Pour réussir dans le dessin sans utiliser l'IA, voici des conseils concrets :

  • Pratique quotidiennement, même si ce n'est que 15-30 minutes par jour
  • Commence par des exercices fondamentaux (croquis rapides, études de formes basiques)
  • Progresse graduellement vers des sujets plus complexes
  • Accepte les erreurs comme partie intégrante du processus d'apprentissage
  • Rejoins des défis comme Inktober ou les challenges de 30 jours
  • Trouve un mentor ou partage ton travail pour obtenir des retours constructifs
  • Célèbre tes progrès, même les plus modestes

Il est particulièrement important de cultiver ta sensibilité artistique personnelle :

  • Développe un journal visuel où tu collectes tes influences et inspirations
  • Pratique régulièrement le dessin d'observation pour affiner ton regard
  • Expérimente avec différentes techniques et médiums, y compris non-numériques
  • Cherche à exprimer tes émotions et perspectives uniques à travers ton art digital

Pour t'inspirer et trouver des références, il existe de nombreuses alternatives éthiques à l'IA :

  • Explore Pinterest en utilisant des mots-clés précis
  • Observe le monde qui t'entoure avec un regard curieux
  • Explore divers médias: livres d'art, mangas, comics, films, séries, animes
  • Visite des expositions, des musées, des galeries (physiques ou virtuelles)
  • Lorsque tu partages le travail d'un artiste, mentionne toujours l'auteur/l'autrice par respect
  • Engage-toi dans des communautés créatives qui valorisent l'art authentique

Ne te laisse pas influencer par les discours simplistes sur les réseaux sociaux qui glorifient l'IA sans considération pour les préoccupations légitimes des artistes, souvent fatigués de voir leur travail exploité sans consentement.

Le défi, à l'ère de l'intelligence artificielle, n'est pas seulement d'apprendre à utiliser ces nouveaux outils, mais de cultiver délibérément ce qui reste spécifiquement humain dans notre expression artistique.

Mon témoiugnage : Ma claque face à l’IA générative

J’ai mis les pieds dans le monde de l’IA générative : Midjourney, Adobe Firefly, Leonardo et toute la bande.

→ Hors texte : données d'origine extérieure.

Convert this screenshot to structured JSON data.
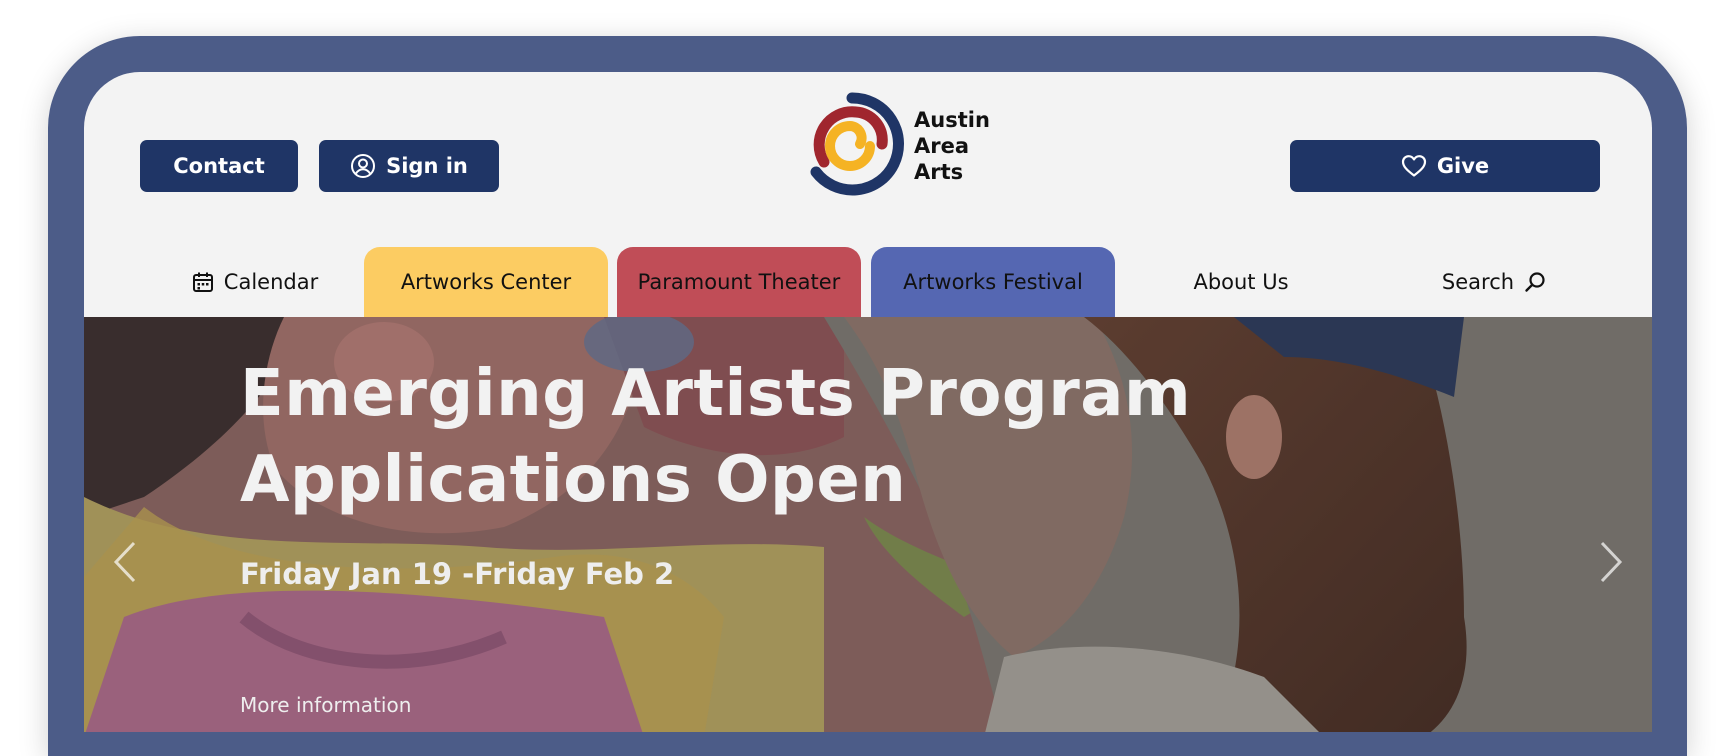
{
  "header": {
    "contact_label": "Contact",
    "signin_label": "Sign in",
    "give_label": "Give",
    "logo": {
      "line1": "Austin",
      "line2": "Area",
      "line3": "Arts",
      "icon": "spiral-logo-icon"
    }
  },
  "nav": {
    "calendar_label": "Calendar",
    "tabs": [
      {
        "label": "Artworks Center",
        "color": "#fccc62"
      },
      {
        "label": "Paramount Theater",
        "color": "#c04d57"
      },
      {
        "label": "Artworks Festival",
        "color": "#5567b2"
      }
    ],
    "about_label": "About Us",
    "search_label": "Search"
  },
  "hero": {
    "title_line1": "Emerging Artists Program",
    "title_line2": "Applications Open",
    "date": "Friday Jan 19 -Friday Feb 2",
    "more_link": "More information",
    "prev_icon": "chevron-left-icon",
    "next_icon": "chevron-right-icon"
  },
  "colors": {
    "frame": "#4c5c88",
    "primary_button": "#1f3566",
    "logo_navy": "#1f3566",
    "logo_red": "#a0262e",
    "logo_yellow": "#f5b324"
  }
}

Au début, je dois l’avouer, c’est bluffant. Tu balances trois mots et bim ! Une image qui sort comme par magie. C’est fun… pendant 5 minutes.

Mais très vite, y’a un truc qui m’a mis mal à l’aise. Ce côté instantané, sans effort, sans sueur, sans galère. Juste un prompt balancé et l’image arrive. C’est beau ? Peut-être. C’est satisfaisant ? Pas vraiment. On saute direct la case apprentissage, les erreurs, les nuits blanches à raturer, le plaisir de s’améliorer. Et ça, franchement, c’est flippant. On perd ce qui rend la création vivante : le bordel, les doutes, les petites victoires.

Et puis faut qu’on parle d’un truc : les prompts. Tu tapes, tu ajustes, tu retapes… encore et encore. C’est l’équivalent numérique de parler à quelqu’un qui comprend rien du premier coup. Et quand enfin t’as une image, elle est pixelisée, bancale, bourrée d’erreurs. Trois doigts et demi, un œil qui flotte dans le vide, des fringues en fusion… l’horreur. Et on est censés applaudir ça ?

Ce qui me scotche, c’est de voir des gens encenser ce truc sans même se poser une seule question. Comment on peut être ok avec le fait que ces IA ont été entraînées sur des millions d’œuvres volées à des artistes, souvent sans leur accord ? On parle de tafs faits avec passion, de nuits sans sommeil, d’années d’apprentissage… tout ça transformé en données à bouffer par une machine. Et en bonus, on nous demande de dire merci ? Sérieusement ?

Le plus dur, c’est pas l’IA elle-même. C’est d’essayer de faire comprendre ça autour de moi. Quand je dis “hé, tu pourrais bosser avec un vrai illustrateur”, on me regarde comme si j’avais demandé de peindre la Joconde à la main, les yeux bandés. “C’est trop cher”, “j’ai pas le temps”, “l’IA c’est plus simple”. Ouais, ok. Mais à ce rythme, on va tuer le métier avant même d’avoir pu le défendre.

J’dis pas qu’il faut jeter l’IA à la poubelle (même si, des fois, j’en rêve un peu). Je dis juste : et si elle était construite autrement ? Une IA éthique, qui respecte les créateurs, qui bosse avec nous au lieu de nous pomper jusqu’à l’os. Ce serait pas mal, non ?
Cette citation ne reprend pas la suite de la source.